Via Symphony-X, Drew McManus writes an article about the importance of social dialogue at concerts to engage listeners:
...all of my conversations keep coming back to one central theme; all people need is to cross paths with someone that already has an appreciation for classical music. The more people they can come into contact with, the more their appreciation will grow. You don’t need to know anything about classical music to start learning and there aren’t any prerequisites needed to facilitate enjoyment, but there is a need for a convergence of minds...
While I don't attend concerts particularly for social reasons, I do end up being influenced by other listeners--case in point, my current exercise of immersing myself in five CDs from the library. In this exercise, the composers I've ended up being most interested to the point of not just listening to but doing some extracurricular reading about have been Conlon Nancarrow and Frederic Rzewski. I was already familiar with their work and roughly knew their biographical background and yet I wanted to pursue it more. I'd like to say it was the music itself that got my attention but it was also due to some fresh interaction with Angus at I Feel Love (on Nancarrow) and Pete Dako (on Rzweski).
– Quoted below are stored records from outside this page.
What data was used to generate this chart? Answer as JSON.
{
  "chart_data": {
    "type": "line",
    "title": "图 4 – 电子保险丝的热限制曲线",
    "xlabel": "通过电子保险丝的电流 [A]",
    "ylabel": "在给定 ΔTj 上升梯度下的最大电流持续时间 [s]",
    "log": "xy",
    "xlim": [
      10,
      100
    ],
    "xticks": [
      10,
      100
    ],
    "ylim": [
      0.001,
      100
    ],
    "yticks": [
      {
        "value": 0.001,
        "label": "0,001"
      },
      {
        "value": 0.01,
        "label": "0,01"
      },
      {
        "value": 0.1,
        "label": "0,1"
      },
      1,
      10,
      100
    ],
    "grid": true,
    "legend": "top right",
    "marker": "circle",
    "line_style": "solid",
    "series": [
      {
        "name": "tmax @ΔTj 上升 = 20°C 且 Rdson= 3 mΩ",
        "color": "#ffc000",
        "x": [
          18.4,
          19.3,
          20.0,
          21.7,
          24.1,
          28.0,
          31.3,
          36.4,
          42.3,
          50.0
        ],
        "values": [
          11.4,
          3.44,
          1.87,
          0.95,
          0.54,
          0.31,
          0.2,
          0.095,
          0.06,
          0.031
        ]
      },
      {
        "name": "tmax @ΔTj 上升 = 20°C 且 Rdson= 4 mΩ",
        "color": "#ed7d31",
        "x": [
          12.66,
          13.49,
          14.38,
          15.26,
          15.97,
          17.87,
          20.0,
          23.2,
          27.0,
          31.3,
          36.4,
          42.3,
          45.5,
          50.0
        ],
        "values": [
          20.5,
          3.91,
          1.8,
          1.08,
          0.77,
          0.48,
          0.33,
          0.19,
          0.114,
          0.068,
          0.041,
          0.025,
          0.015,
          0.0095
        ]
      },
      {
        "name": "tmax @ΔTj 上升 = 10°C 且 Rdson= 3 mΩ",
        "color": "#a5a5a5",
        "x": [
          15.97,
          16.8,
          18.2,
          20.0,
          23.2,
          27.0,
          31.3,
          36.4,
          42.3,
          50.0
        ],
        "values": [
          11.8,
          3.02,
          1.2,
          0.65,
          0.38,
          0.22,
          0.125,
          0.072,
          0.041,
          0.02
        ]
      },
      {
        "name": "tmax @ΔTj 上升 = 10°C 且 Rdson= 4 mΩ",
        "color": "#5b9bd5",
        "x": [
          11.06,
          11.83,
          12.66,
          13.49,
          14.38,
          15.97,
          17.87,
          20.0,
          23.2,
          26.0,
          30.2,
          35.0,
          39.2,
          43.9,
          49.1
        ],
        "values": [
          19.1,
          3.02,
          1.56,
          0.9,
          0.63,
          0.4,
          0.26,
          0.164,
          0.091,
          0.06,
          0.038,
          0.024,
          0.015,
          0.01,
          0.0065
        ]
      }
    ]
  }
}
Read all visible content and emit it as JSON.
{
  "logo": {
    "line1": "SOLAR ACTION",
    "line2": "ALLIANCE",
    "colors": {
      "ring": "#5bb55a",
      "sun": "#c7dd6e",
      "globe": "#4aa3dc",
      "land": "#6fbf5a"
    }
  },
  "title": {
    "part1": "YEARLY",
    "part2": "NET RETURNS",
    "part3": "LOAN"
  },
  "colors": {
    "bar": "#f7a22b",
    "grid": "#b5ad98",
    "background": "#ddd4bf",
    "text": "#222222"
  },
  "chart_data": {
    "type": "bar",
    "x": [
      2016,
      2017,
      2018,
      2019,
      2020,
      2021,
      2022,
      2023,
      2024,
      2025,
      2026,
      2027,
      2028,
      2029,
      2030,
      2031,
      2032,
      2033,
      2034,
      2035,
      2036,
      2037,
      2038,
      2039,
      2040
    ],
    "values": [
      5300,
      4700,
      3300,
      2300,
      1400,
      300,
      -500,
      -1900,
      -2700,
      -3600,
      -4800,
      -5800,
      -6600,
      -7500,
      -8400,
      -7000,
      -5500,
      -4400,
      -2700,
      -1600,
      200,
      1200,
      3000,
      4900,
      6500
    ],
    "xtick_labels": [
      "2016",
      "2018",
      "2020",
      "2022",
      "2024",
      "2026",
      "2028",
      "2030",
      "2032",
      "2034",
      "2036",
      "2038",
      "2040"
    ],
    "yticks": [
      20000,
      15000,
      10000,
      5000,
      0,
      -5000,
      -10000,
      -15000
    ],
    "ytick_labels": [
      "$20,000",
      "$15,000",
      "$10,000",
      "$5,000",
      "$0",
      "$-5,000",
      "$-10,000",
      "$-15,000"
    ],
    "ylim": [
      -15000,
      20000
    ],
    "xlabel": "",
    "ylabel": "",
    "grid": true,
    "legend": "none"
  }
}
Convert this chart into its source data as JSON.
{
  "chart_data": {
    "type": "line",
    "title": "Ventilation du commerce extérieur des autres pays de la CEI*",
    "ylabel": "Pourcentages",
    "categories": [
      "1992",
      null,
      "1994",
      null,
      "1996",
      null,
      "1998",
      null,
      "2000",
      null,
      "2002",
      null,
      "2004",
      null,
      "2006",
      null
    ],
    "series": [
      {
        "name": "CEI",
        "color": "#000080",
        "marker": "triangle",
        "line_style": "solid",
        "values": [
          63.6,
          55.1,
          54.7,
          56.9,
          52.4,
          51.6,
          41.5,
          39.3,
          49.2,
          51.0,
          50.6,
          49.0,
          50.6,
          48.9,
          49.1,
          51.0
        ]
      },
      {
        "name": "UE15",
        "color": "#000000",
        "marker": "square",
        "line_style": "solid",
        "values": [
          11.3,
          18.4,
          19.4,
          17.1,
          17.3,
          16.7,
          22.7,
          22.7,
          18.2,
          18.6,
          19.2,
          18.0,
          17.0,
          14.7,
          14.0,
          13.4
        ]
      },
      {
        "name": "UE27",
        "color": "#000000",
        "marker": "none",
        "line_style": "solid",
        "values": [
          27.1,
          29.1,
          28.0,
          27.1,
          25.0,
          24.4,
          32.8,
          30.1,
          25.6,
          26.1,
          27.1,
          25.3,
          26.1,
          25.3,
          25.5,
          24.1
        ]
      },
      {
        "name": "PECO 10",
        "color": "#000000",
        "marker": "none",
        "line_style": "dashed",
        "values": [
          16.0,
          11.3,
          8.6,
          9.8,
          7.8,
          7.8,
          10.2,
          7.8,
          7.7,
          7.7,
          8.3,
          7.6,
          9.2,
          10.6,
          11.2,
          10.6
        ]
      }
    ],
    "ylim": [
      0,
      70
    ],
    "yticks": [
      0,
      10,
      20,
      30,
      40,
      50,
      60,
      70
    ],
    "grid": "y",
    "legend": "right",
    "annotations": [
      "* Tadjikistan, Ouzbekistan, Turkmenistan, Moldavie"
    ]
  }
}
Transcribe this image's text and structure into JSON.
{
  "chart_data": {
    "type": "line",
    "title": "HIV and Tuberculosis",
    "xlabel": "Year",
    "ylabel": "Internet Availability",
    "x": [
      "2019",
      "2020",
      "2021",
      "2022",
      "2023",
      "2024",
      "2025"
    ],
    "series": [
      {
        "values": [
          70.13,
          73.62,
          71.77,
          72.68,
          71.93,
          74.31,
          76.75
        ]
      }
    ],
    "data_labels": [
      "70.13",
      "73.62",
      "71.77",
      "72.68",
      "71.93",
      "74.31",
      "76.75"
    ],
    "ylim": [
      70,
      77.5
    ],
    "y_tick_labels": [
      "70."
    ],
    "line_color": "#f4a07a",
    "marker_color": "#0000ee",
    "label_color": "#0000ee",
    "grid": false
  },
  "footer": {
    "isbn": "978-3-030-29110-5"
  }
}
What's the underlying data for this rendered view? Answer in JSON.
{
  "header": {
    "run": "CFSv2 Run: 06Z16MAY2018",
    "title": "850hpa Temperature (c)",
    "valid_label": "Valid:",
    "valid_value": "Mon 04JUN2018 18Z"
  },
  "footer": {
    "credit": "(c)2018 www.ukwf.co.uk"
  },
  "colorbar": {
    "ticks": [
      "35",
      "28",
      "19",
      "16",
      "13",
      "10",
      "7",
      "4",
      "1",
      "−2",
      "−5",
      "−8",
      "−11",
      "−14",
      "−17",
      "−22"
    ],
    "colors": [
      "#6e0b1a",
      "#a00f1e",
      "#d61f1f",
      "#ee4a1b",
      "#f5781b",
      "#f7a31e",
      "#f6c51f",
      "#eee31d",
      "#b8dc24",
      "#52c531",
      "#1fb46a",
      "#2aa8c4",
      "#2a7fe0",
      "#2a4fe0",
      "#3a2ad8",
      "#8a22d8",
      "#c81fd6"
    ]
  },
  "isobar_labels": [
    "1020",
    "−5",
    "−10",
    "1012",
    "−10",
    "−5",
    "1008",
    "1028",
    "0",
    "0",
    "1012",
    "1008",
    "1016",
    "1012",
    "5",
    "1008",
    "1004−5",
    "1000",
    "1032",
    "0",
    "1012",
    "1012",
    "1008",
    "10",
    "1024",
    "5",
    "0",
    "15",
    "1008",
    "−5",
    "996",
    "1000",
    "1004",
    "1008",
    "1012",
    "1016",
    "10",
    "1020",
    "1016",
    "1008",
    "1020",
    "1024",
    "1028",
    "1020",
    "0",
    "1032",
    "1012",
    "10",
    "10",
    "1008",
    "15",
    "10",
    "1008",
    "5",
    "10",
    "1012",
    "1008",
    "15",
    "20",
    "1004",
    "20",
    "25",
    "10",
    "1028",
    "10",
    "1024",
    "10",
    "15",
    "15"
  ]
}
In contrast, I bought the current Fanfare magazine today ("The Magazine for Serious Record Collectors") and while there are topics of intellectual interest (ads for new American CDs, the usual contentious letters to the editor, a review of Antheil's "lost" sonatas, and a review of Walter Simmons' book on American neo-romantic composers), given that I have no personal contact with any of the writers, it's harder for me to engage in what they have to say due to the abstractness of the information, sophisticated as it may be. Of course, it is not an either/or situation; I'll continue to read blogs and read Fanfare and listen to random CDs with no prior knowledge and (when I can) attend concerts and out of all that, I'll find music worth hearing and re-hearing. I'm just surprised the influence blogs and their social approach already have on my attention. And I suspect I am not alone e.g. I just ran across this thread on LiveJournal about people trying to guess which American composer should be considered an impressionist. I see people of presumably varying levels of musical knowledge interacting, to everyone's benefit, which leads back to the Drew McManus article mentioned at the beginning.
Ok, finally back to the music of Frederic Rzewski. North American Ballads is a work for piano in four movements:
• Dreadful Memories
• Which side are you on?
• Down by the Riverside
• Winnsboro Cotton Mill Blues
I'll quote Fanfare's Paul Ingram from a review of a recording by David Jalbert, on the last movement:
...a long, transcendent movement that manages to be both entertaining and magnificent, before vanishing like smoke up a chimney.
And after a week of listening to the piano music of George Antheil, the work doesn't sound contaminated by the brashness of "modernity." To paraphrase Fanfare terminology: recommended, if not deserving of the highest recommendation.
26 from the Library: Intro & Lucier Lang Antheil Rzewski Adams Lucier Nancarrow Antheil Lucier Lucier
Disclaimer: For someone who used to read Fanfare religiously, I'm now surprisingly ambivalent about it.